Harvard Study: Military Should Embrace Openly Transgendered Troops

August 16, 2013 - 3:30 PM

transgender
(CNSNews.com) – A study soon to be published by the Harvard Kennedy School of Government’s  LGBTQ Policy Journal is recommending “additional changes to military policies in order to allow transgender people to serve openly and with honor.”

The study is just one of a slew of research projects undertaken by academics in an attempt to pressure the U.S. Armed Services into allowing individuals who do not currently qualify to serve under the military medical code to join their ranks.

Individuals with certain “psychosexual conditions”- including “transsexualism, exhibitionism, transvestism, voyeurism, and other paraphilias” – are currently banned from military service, and can be dishonorably discharged if their sexual proclivities are discovered.

Last month, the Chicago-based Palm Center’s Transgender Military Initiative announced it was commissioning 11 studies in a $1.35 million, multi-year project with the specific aim to “inform an important public conversation by providing facts and evidence about how the U.S. armed forces could include transgender troops without undermining readiness…”

But the danger of allowing people with “psychosexual conditions” access to classified information was highlighted in the recent trial of Army Pfc. Bradley Manning, who was convicted of espionage for leaking thousands of classified documents to Wikileaks.
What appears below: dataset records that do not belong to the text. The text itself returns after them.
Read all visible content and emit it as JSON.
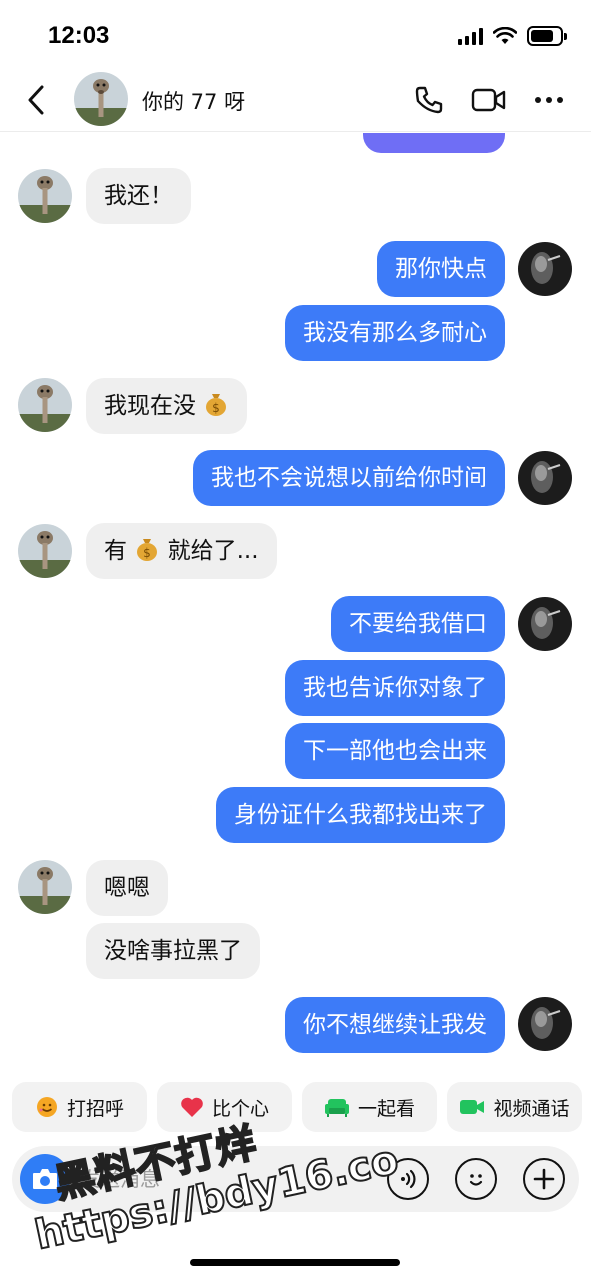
{
  "status_bar": {
    "time": "12:03"
  },
  "header": {
    "contact_name": "你的 77 呀"
  },
  "messages": [
    {
      "side": "in",
      "text": "我还！"
    },
    {
      "side": "out",
      "text": "那你快点"
    },
    {
      "side": "out",
      "text": "我没有那么多耐心"
    },
    {
      "side": "in",
      "text": "我现在没",
      "emoji": "money-bag"
    },
    {
      "side": "out",
      "text": "我也不会说想以前给你时间"
    },
    {
      "side": "in",
      "text_before": "有",
      "emoji": "money-bag",
      "text": "就给了..."
    },
    {
      "side": "out",
      "text": "不要给我借口"
    },
    {
      "side": "out",
      "text": "我也告诉你对象了"
    },
    {
      "side": "out",
      "text": "下一部他也会出来"
    },
    {
      "side": "out",
      "text": "身份证什么我都找出来了"
    },
    {
      "side": "in",
      "text": "嗯嗯"
    },
    {
      "side": "in",
      "text": "没啥事拉黑了"
    },
    {
      "side": "out",
      "text": "你不想继续让我发"
    }
  ],
  "quick_replies": [
    {
      "label": "打招呼",
      "icon": "smile-wave-icon",
      "color": "#f5a623"
    },
    {
      "label": "比个心",
      "icon": "heart-icon",
      "color": "#e8334a"
    },
    {
      "label": "一起看",
      "icon": "sofa-icon",
      "color": "#22c35e"
    },
    {
      "label": "视频通话",
      "icon": "video-camera-icon",
      "color": "#22c35e"
    }
  ],
  "composer": {
    "placeholder": "发送消息"
  },
  "watermark": {
    "line1": "黑料不打烊",
    "line2": "https://bdy16.co"
  },
  "colors": {
    "outgoing_bubble": "#3d7bf8",
    "incoming_bubble": "#efefef",
    "camera_button": "#2f7df6"
  }
}
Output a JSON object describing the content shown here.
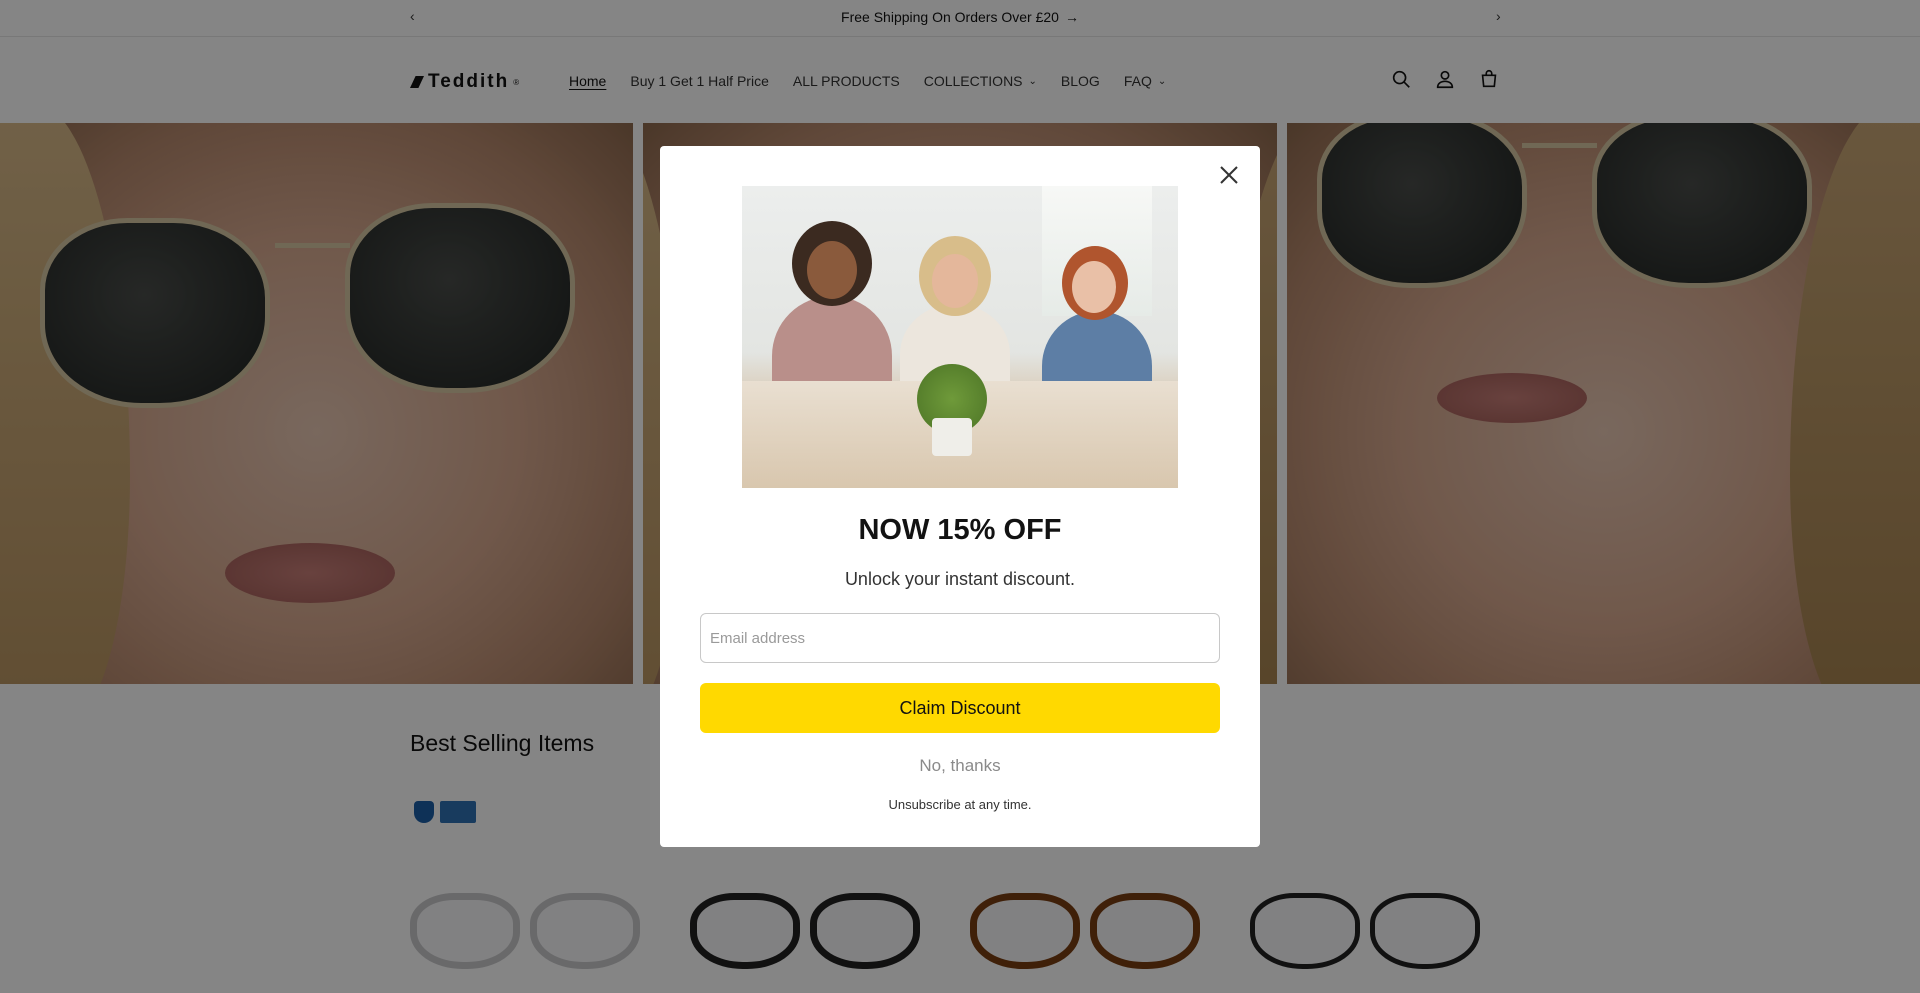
{
  "announcement": {
    "text": "Free Shipping On Orders Over £20",
    "prev_icon": "chevron-left-icon",
    "next_icon": "chevron-right-icon"
  },
  "header": {
    "logo": "Teddith",
    "nav": [
      {
        "label": "Home",
        "active": true,
        "dropdown": false
      },
      {
        "label": "Buy 1 Get 1 Half Price",
        "active": false,
        "dropdown": false
      },
      {
        "label": "ALL PRODUCTS",
        "active": false,
        "dropdown": false
      },
      {
        "label": "COLLECTIONS",
        "active": false,
        "dropdown": true
      },
      {
        "label": "BLOG",
        "active": false,
        "dropdown": false
      },
      {
        "label": "FAQ",
        "active": false,
        "dropdown": true
      }
    ],
    "icons": [
      "search-icon",
      "account-icon",
      "cart-icon"
    ]
  },
  "section": {
    "title": "Best Selling Items"
  },
  "modal": {
    "title": "NOW 15% OFF",
    "subtitle": "Unlock your instant discount.",
    "email_placeholder": "Email address",
    "email_value": "",
    "claim_label": "Claim Discount",
    "decline_label": "No, thanks",
    "footnote": "Unsubscribe at any time."
  },
  "colors": {
    "accent": "#ffd900",
    "overlay": "rgba(0,0,0,0.48)"
  }
}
A photo of Manning wearing makeup and a blonde wig, which was attached to emails sent to Manning’s supervisor and therapist entitled “My Problem,” was submitted as evidence by Army prosecutors. “I don’t know what to do anymore, and the only ‘help’ that seems available is severe punishment and/or getting rid of me,”  the email said.

Manning again referred to his gender issues when apologizing for his conduct on the last day of his sentencing hearing.

“I’m sorry I hurt people. I’m sorry I hurt the United States. At the time of the decision, as you know, I was dealing with a lot of issues, issues that are ongoing,” Manning, who faces up to 90 years in prison, said. “Although a considerable difficulty in my life, these issues are not an excuse for my actions.”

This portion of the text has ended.